Evaluation is the new moat
Model access is commoditized. The defensible asset is your rubric, your golden dataset, and the discipline of running both against every change. That's where domain expertise compounds.
Source · Synthesis from frontier-lab evaluation practice, 2026
“If two teams have the same model and the same data, the team with a sharper rubric ships better outputs — every release, forever.”
Strategic implications
- 1Treat evaluation as a first-class product surface, not a QA afterthought. Version it, publish it, defend it.
- 2Domain experts become rubric authors. The org chart should make space for them next to product and engineering.
- 3Open-source your prompts and skills; keep your evals private. The asymmetry compounds.
Pick the highest-stakes prompt in your codebase. Write 20 graded examples for it this week. That's your moat starter pack.
Personal opinion, not analysis. Dated above; revisit if the conditions change.
Why the moat moved
In 2023, the moat was model access. Closed-weight frontier models were gated behind enterprise sales motions, and the ability to even call the API was a competitive edge.
That edge is gone. Frontier-class capability is now a commodity input — open weights, multiple vendors, falling per-token prices. If your competitive story still rests on "we use the best model," you don't have a story.
The moat moved one layer up: to the rubric.
What a rubric actually is
A rubric is a structured way of asking "is this output good?" applied consistently across thousands of generations.
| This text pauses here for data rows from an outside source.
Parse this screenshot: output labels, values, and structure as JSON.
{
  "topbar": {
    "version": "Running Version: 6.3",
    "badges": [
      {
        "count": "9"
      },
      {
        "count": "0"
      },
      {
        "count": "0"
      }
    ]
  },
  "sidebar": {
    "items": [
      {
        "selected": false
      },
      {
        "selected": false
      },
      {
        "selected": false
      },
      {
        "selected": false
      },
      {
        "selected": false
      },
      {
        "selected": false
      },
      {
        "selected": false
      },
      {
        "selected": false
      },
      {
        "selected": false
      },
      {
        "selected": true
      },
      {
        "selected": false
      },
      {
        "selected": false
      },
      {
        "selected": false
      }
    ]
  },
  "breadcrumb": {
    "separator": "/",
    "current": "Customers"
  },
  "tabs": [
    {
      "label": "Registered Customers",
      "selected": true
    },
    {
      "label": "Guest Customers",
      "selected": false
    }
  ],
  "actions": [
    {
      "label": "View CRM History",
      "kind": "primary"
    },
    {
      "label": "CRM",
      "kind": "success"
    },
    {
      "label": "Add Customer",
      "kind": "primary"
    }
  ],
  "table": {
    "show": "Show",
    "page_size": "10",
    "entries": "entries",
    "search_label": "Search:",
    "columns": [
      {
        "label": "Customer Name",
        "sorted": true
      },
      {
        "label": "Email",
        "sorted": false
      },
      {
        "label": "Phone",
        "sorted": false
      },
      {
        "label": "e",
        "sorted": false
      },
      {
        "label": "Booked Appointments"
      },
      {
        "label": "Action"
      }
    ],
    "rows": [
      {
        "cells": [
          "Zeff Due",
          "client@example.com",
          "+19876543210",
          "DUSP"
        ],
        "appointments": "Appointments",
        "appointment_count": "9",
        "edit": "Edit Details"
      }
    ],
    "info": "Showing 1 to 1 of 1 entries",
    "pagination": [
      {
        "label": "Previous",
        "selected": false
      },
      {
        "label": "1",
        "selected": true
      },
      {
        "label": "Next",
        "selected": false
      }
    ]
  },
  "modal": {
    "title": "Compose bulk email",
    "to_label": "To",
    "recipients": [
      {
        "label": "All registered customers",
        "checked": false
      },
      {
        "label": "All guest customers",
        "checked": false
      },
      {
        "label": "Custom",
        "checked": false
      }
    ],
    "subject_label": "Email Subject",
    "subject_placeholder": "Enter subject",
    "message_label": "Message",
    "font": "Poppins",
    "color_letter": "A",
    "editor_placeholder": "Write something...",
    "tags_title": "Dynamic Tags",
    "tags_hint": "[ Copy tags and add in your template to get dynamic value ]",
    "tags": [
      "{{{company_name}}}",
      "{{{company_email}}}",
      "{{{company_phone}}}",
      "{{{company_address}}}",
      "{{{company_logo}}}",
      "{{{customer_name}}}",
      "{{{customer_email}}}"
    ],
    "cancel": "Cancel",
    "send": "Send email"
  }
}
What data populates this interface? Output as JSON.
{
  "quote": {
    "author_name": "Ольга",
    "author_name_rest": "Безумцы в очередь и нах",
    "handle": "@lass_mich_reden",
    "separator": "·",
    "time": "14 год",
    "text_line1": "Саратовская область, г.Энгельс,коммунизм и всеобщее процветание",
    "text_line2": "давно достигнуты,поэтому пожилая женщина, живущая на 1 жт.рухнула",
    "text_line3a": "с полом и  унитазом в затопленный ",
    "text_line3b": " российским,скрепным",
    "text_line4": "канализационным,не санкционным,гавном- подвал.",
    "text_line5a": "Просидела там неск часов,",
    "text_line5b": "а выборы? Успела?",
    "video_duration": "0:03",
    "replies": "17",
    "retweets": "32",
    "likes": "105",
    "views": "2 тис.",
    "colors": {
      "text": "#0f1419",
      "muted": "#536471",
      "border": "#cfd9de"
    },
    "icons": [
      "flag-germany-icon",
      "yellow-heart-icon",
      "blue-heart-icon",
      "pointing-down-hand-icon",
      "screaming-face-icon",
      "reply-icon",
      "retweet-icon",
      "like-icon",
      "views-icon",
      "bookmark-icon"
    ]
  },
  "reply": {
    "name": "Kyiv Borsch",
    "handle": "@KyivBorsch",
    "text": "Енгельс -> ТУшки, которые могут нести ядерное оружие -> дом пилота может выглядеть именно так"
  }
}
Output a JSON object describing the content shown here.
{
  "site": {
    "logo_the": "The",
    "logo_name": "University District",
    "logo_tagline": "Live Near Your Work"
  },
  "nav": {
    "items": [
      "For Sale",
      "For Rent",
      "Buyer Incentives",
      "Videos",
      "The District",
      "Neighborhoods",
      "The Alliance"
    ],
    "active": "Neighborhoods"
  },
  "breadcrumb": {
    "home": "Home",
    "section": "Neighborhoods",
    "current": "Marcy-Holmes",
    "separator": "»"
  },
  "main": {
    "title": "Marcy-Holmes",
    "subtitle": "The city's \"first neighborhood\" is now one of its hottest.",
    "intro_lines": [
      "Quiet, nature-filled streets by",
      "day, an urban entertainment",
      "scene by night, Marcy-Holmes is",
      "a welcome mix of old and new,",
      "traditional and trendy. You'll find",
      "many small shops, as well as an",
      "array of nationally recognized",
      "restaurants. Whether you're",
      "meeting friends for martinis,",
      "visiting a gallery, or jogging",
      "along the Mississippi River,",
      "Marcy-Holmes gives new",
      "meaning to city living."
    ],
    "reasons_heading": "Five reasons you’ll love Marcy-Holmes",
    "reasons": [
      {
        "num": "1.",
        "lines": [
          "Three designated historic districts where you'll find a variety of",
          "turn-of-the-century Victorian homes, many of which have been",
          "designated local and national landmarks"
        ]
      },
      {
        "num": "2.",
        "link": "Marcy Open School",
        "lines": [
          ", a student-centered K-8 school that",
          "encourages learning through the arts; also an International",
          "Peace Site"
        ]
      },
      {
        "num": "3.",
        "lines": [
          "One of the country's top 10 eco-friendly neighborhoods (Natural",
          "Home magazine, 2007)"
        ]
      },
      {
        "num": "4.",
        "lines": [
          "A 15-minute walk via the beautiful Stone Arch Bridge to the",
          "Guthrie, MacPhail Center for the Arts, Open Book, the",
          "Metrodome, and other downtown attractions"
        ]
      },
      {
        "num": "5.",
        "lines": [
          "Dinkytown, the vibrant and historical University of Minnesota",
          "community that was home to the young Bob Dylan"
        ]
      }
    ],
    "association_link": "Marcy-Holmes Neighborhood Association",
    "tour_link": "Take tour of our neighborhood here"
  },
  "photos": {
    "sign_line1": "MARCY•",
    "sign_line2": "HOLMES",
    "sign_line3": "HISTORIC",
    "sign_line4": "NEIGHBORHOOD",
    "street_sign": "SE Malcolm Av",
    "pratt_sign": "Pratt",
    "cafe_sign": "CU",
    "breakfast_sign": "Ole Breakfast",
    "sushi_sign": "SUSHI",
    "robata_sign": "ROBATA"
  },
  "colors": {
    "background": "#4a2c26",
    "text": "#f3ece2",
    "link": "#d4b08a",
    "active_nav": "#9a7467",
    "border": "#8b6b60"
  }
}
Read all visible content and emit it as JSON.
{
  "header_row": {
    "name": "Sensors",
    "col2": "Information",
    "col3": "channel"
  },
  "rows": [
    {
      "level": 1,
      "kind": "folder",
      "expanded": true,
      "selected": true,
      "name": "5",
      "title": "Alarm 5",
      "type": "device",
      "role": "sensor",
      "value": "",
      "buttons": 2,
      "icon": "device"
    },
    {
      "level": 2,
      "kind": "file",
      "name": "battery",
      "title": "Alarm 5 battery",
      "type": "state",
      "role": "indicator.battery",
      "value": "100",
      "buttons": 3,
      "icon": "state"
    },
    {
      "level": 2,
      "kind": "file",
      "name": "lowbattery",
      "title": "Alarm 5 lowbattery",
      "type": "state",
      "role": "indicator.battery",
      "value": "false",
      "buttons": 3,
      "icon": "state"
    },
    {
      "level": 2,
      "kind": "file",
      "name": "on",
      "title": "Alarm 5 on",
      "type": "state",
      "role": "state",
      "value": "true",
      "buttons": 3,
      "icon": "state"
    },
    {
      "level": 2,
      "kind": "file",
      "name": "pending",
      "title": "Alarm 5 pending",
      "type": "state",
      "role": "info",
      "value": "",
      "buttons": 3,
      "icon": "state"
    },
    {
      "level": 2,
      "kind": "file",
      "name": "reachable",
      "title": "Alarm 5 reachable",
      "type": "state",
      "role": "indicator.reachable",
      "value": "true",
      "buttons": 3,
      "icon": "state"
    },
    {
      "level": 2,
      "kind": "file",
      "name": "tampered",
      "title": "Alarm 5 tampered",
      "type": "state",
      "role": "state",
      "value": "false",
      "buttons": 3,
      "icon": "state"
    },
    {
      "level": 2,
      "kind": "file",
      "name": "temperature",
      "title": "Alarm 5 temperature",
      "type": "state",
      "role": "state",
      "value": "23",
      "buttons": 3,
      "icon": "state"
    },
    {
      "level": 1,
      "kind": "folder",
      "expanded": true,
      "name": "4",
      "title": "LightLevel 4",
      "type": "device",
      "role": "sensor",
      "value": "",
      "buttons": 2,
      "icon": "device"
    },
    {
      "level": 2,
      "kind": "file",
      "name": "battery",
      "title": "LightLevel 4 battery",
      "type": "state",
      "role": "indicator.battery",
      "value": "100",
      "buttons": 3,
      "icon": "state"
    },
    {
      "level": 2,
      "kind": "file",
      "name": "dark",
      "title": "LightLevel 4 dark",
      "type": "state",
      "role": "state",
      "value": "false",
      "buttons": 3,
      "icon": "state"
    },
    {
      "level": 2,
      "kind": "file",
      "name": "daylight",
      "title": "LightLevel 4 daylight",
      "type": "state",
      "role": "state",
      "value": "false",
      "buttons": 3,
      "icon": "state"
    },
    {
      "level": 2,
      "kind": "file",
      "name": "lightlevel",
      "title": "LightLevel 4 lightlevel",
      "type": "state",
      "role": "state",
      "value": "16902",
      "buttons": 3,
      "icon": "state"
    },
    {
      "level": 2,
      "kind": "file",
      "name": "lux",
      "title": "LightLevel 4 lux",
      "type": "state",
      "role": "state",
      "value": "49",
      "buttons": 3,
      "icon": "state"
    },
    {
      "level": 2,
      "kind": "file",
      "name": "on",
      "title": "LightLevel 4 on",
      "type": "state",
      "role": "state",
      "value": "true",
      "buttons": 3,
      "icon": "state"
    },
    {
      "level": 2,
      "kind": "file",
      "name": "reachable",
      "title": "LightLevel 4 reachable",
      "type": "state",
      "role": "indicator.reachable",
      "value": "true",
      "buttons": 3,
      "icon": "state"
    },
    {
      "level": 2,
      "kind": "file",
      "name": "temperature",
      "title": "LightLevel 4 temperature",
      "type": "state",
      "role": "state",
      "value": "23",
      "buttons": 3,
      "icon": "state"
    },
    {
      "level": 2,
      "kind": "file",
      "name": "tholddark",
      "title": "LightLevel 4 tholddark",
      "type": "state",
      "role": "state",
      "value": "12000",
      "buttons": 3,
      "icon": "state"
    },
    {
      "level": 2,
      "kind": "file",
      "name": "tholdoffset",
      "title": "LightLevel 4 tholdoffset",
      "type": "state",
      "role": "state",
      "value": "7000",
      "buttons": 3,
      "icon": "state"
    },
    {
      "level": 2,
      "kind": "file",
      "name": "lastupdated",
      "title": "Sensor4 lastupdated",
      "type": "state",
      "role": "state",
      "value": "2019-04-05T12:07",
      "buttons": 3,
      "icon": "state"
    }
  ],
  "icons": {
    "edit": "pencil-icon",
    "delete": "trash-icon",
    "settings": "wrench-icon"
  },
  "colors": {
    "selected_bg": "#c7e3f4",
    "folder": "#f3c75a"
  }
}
Concretely:
- A set of evaluation criteria, weighted, written by domain experts.
- A golden dataset of inputs paired with expected output characteristics.
- Tooling that runs the rubric against every prompt change, model change, or skill change.
- A culture that treats failing rubric runs as build failures.
Two teams with the same model and the same data will produce different quality outputs because their rubrics differ. The team whose rubric catches more failure modes ships better outputs every release. That gap compounds.
What this implies for hiring and org design
Domain experts who can write good rubrics become as load-bearing as engineers. They sit between product and ML — they decide what "good" means.
In a startup that takes this seriously, the org chart changes:
- A "Head of Evals" role appears, reporting to engineering or to product.
- ML engineers spend more time on eval infra than on prompt tuning.
- PMs partner with domain experts to ship rubric updates as part of release notes.
Counter-argument
The honest pushback: rubrics are expensive to build, brittle to maintain, and often reflect today's failure modes rather than tomorrow's. A team that over-invests in rubrics can ossify around them, missing capability shifts that invalidate their eval set.
The mitigation isn't to skip rubrics — it's to version them like code, retire old criteria deliberately, and treat rubric-set drift as a first-class metric.